I am scheduled next week to have a nerve block. Could you please explain to me how this procedure is done? 


Answer:

ᅠ"Nerve block" is a term that refers to the use of local anesthetic medications ("novocaine"-like drugs) to block the transmission of pain in nerves. 

You can think of nerve blocks as being in one of two categories. The simplest type of block is where a single nerve is blocked. This is called a "peripheral nerve block", and is done by injecting local anesthetic close to the nerve. For example, dentists typically use a nerve block to anesthetize the teeth for dental surgery. 

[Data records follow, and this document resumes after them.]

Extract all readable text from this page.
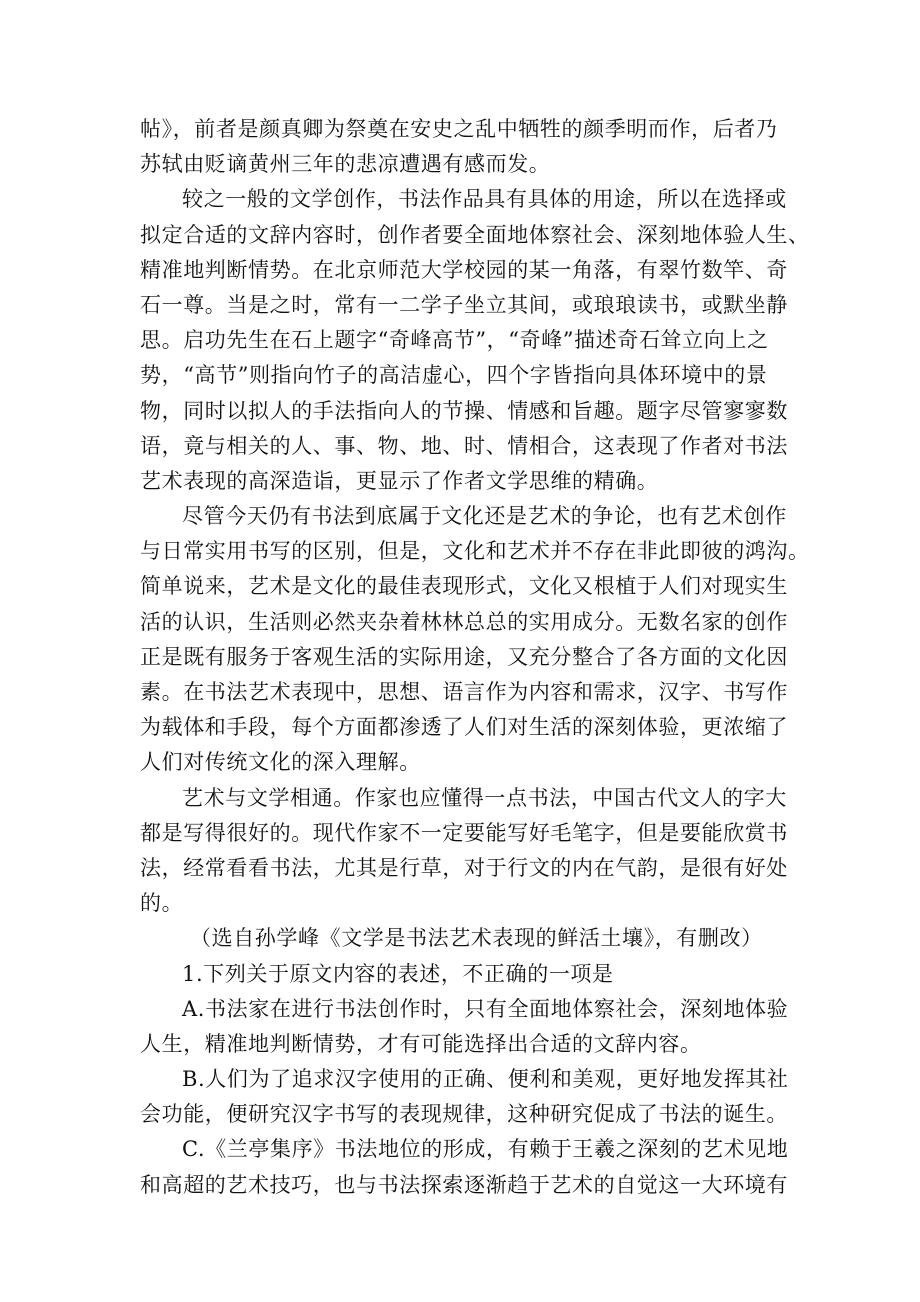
帖》，前者是颜真卿为祭奠在安史之乱中牺牲的颜季明而作，后者乃
苏轼由贬谪黄州三年的悲凉遭遇有感而发。
较之一般的文学创作，书法作品具有具体的用途，所以在选择或
拟定合适的文辞内容时，创作者要全面地体察社会、深刻地体验人生、
精准地判断情势。在北京师范大学校园的某一角落，有翠竹数竿、奇
石一尊。当是之时，常有一二学子坐立其间，或琅琅读书，或默坐静
思。启功先生在石上题字“奇峰高节”，“奇峰”描述奇石耸立向上之
势，“高节”则指向竹子的高洁虚心，四个字皆指向具体环境中的景
物，同时以拟人的手法指向人的节操、情感和旨趣。题字尽管寥寥数
语，竟与相关的人、事、物、地、时、情相合，这表现了作者对书法
艺术表现的高深造诣，更显示了作者文学思维的精确。
尽管今天仍有书法到底属于文化还是艺术的争论，也有艺术创作
与日常实用书写的区别，但是，文化和艺术并不存在非此即彼的鸿沟。
简单说来，艺术是文化的最佳表现形式，文化又根植于人们对现实生
活的认识，生活则必然夹杂着林林总总的实用成分。无数名家的创作
正是既有服务于客观生活的实际用途，又充分整合了各方面的文化因
素。在书法艺术表现中，思想、语言作为内容和需求，汉字、书写作
为载体和手段，每个方面都渗透了人们对生活的深刻体验，更浓缩了
人们对传统文化的深入理解。
艺术与文学相通。作家也应懂得一点书法，中国古代文人的字大
都是写得很好的。现代作家不一定要能写好毛笔字，但是要能欣赏书
法，经常看看书法，尤其是行草，对于行文的内在气韵，是很有好处
的。
（选自孙学峰《文学是书法艺术表现的鲜活土壤》，有删改）
1.下列关于原文内容的表述，不正确的一项是
A.书法家在进行书法创作时，只有全面地体察社会，深刻地体验
人生，精准地判断情势，才有可能选择出合适的文辞内容。
B.人们为了追求汉字使用的正确、便利和美观，更好地发挥其社
会功能，便研究汉字书写的表现规律，这种研究促成了书法的诞生。
C.《兰亭集序》书法地位的形成，有赖于王羲之深刻的艺术见地
和高超的艺术技巧，也与书法探索逐渐趋于艺术的自觉这一大环境有
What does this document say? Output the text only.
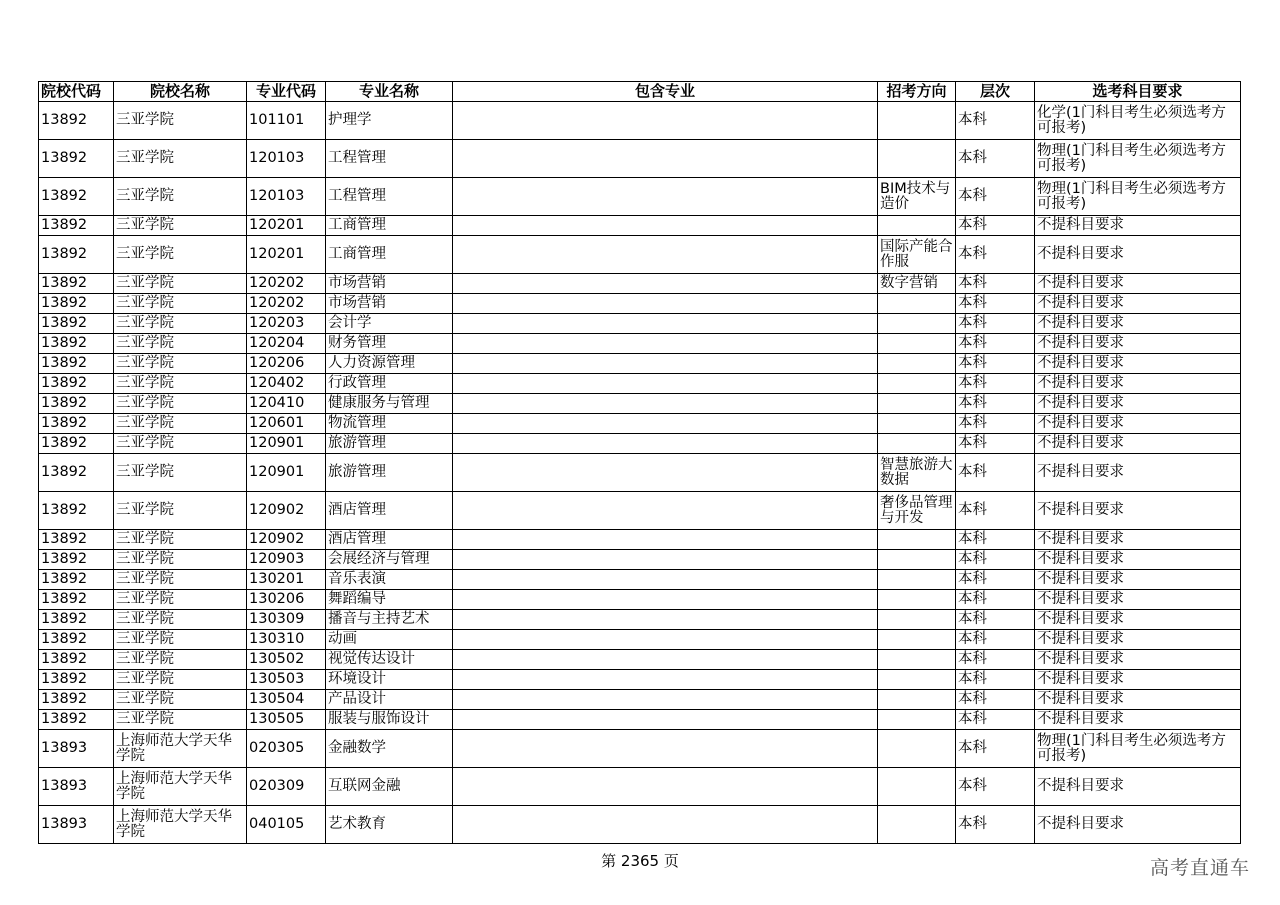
院校代码	院校名称	专业代码	专业名称	包含专业	招考方向	层次	选考科目要求
13892	三亚学院	101101	护理学			本科	化学(1门科目考生必须选考方可报考)
13892	三亚学院	120103	工程管理			本科	物理(1门科目考生必须选考方可报考)
13892	三亚学院	120103	工程管理		BIM技术与造价	本科	物理(1门科目考生必须选考方可报考)
13892	三亚学院	120201	工商管理			本科	不提科目要求
13892	三亚学院	120201	工商管理		国际产能合作服	本科	不提科目要求
13892	三亚学院	120202	市场营销		数字营销	本科	不提科目要求
13892	三亚学院	120202	市场营销			本科	不提科目要求
13892	三亚学院	120203	会计学			本科	不提科目要求
13892	三亚学院	120204	财务管理			本科	不提科目要求
13892	三亚学院	120206	人力资源管理			本科	不提科目要求
13892	三亚学院	120402	行政管理			本科	不提科目要求
13892	三亚学院	120410	健康服务与管理			本科	不提科目要求
13892	三亚学院	120601	物流管理			本科	不提科目要求
13892	三亚学院	120901	旅游管理			本科	不提科目要求
13892	三亚学院	120901	旅游管理		智慧旅游大数据	本科	不提科目要求
13892	三亚学院	120902	酒店管理		奢侈品管理与开发	本科	不提科目要求
13892	三亚学院	120902	酒店管理			本科	不提科目要求
13892	三亚学院	120903	会展经济与管理			本科	不提科目要求
13892	三亚学院	130201	音乐表演			本科	不提科目要求
13892	三亚学院	130206	舞蹈编导			本科	不提科目要求
13892	三亚学院	130309	播音与主持艺术			本科	不提科目要求
13892	三亚学院	130310	动画			本科	不提科目要求
13892	三亚学院	130502	视觉传达设计			本科	不提科目要求
13892	三亚学院	130503	环境设计			本科	不提科目要求
13892	三亚学院	130504	产品设计			本科	不提科目要求
13892	三亚学院	130505	服装与服饰设计			本科	不提科目要求
13893	上海师范大学天华学院	020305	金融数学			本科	物理(1门科目考生必须选考方可报考)
13893	上海师范大学天华学院	020309	互联网金融			本科	不提科目要求
13893	上海师范大学天华学院	040105	艺术教育			本科	不提科目要求
第 2365 页	高考直通车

In other cases, a group of nerves ("plexus") or even part of the spinal cord is blocked ("spinal" or "epidural" anesthesia"). Larger areas of the body can be anesthetized in this way. 

"Regional" anesthesia is another term to describe techniques using local anesthetic drugs. Regional anesthesia includes peripheral nerve blockade, spinal anesthesia, and other special techniques that block the pain of a surgical procedure without the patient having to be unconscious (general anesthesia). Skilled anesthesiologists can use regional anesthesia to allow many different types of surgery to be performed. 

Finally, nerve blocks are also used to treat various kinds of pain problems. For example, epidural injections of local anesthetic and steroid medication are used to treat back pain. Unfortunately, without more information about the surgery you are to undergo (or the pain problem that you might have) I cannot provide any details about the nerve block that might be used.